Dating from 1831 or Tenpō 2 (天保二年) are ten prints depicting A man washing potatoes in a tub; Mōsō finding a fresh bamboo shoot in the snow; Boats passing under rocky cliffs with a moon in the sky; A Mountain landscape with a bridge across a waterfall; Two fish: a halfbeak and a bream, and a crayfish; Two fish: a sole and a kasago, and two ark shell; Three sparrows and morning glory; A Sparrow trying to catch a fly; Plovers flying over waves, and A Finch on a Hibiscus, all in the koban format (c.227 x 168 mm.) and printed in shades of blue, aizurie, signed the Former Hokusai (saki no Hokusai 前北斎), with various seals among which one that gives Hokusai’s age as 72 years, corresponding to 1831, and published by Moriya Jihei.

Also dating from 1831 are prints of A pilgrim standing on the back of another one and writing on a pillar; Two men working on the covering of a roof with roof tiles; Ebisu catching fish from a boat; A Woman rope-walking and juggling balls; Two men making a large wooden tub; Acrobat performance; A Monk sweeping maple leaves; A Man seated by a tsuitate and chanting from a book; Bushishi on a scroll; A Sparrow by a chestnut; A Woman washing a length of cloth in a stream; A shōjō eating rice cakes and not drinking; Farmers doing the sparrow-dance; and A Shishi lion in a waterfall, all in the narrow upright tanzaku format (c.350 x 67 mm.) and printed in full colour, the first two signed the Former Hokusai (saki no Hokusai 前北斎), the others signed Iitsu, the former Hokusai (saki no Hokusai Iitsu 前北斎為一), published by Moriya Jihei. As these were printed three at a time from an aiban block, there remains at least one more design to be identified.

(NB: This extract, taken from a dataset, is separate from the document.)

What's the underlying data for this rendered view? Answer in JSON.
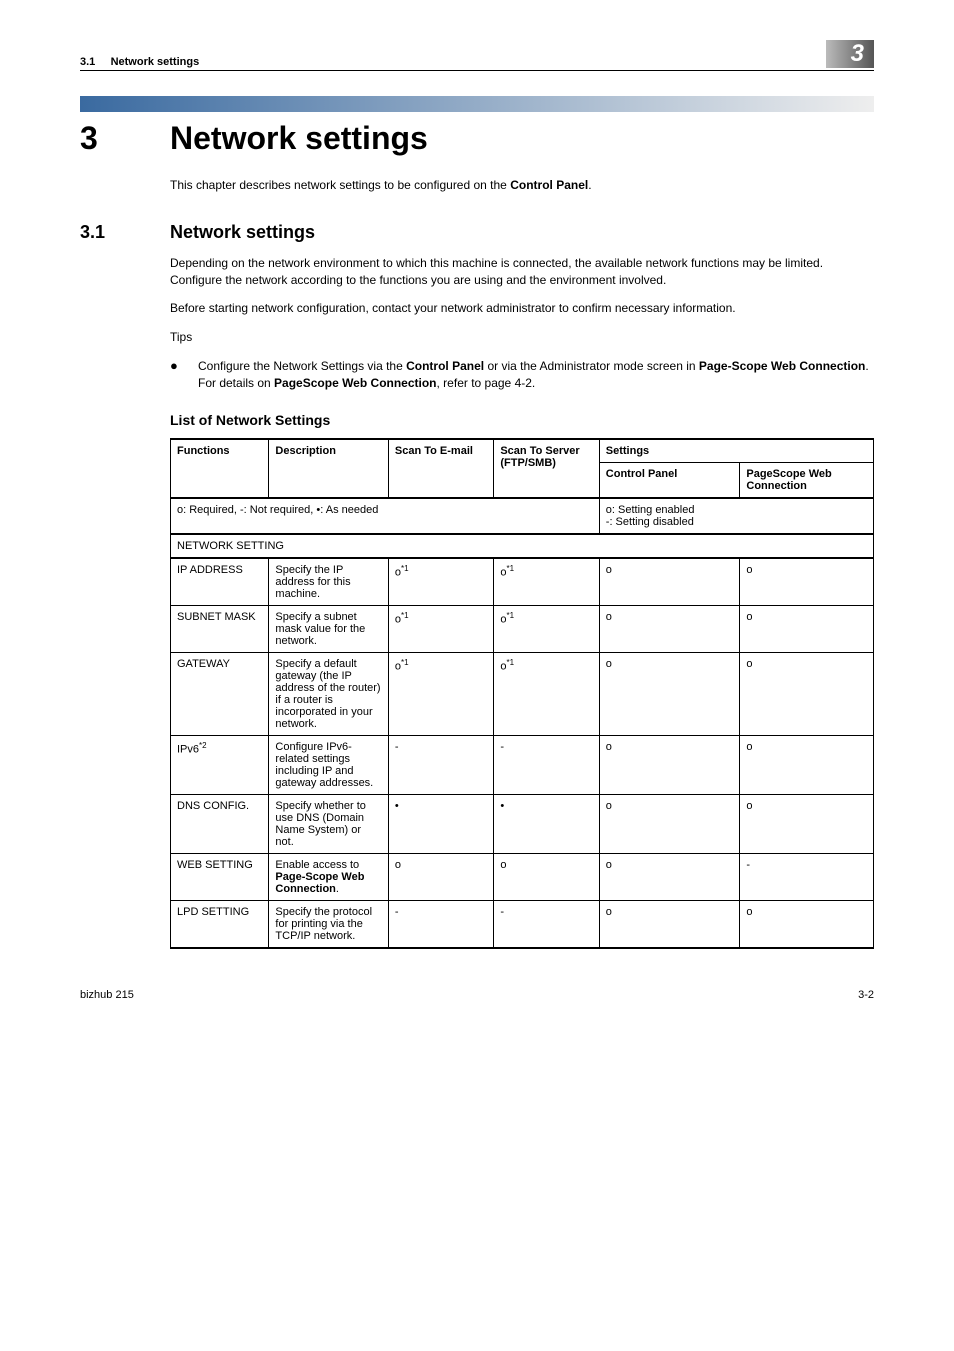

Dating from the same year 1831 are three prints depicting A tenaga and an ashinaga; A Deer and the full moon; and A Waterfall, in the narrow upright tanzaku format (c.350 x 67 mm.) and printed in shades of blue, aizurie, signed Iitsu, the former Hokusai (saki no Hokusai Iitsu ), published by Moriya Jihei. We cannot know whether these represent a different group or whether they are just an incidental exception within the group of full-colour tanzaku prints mentioned above. 

Still dating from 1831 are ten prints titled The Honganji Temple at Asakusa in the Eastern Capital (Tōto Asakusa Honganji 東都浅草本願寺), Tsukudajima Island in Musashi Province (Buyō Tsukudajima 武揚佃島), Ushibori in Hitachi Province (Jōshū Ushibori 常州牛堀), The Coast at Shichirigahama in Sagami Province (Sōshū Shichirigahama 相洲七里浜), Left of (or: In the Outskirts of) Umezawa in Sagami Province (Sōshū Umezawa no hidari [or: zai] 相洲梅澤左 [or: 在]), Mishimagoe in Kai Province (Kōshū Mishimagoe 甲州三島越), Ejiri in Suruga Province (Sunshū Ejiri 駿州江尻), In the Tōtōmi Mountains (Tōtōmi sanchū 遠江山中), Lake Suwa in Shinano Province (Shinshū Suwako 信州諏訪湖), and Kajikazawa in Kai Province (Kōshū Kajikazawa 甲州石班澤), all horizontal prints in the ōban format (265 x 390 mm.) and printed in shades of blue, aizurie, signed Iitsu, the former Hokusai (saki no Hokusai Iitsu 前北斎為一), forming part of the series Thirty-six Views of Mount Fuji (Fugaku sanjūrokkei 富嶽三十六景), published by Nishimuraya Yohachi. These are the prints that the publisher Nishimuraya Yohachi announced in I/1831 at the end of the Tanehiko novel. The remaining twenty-six designs in the Fuji series were probably published subsequently, from 1832. Anyway, we now know that the ‘Great Wave’ dates from the year 1830, and that is what we wanted to find out to begin with.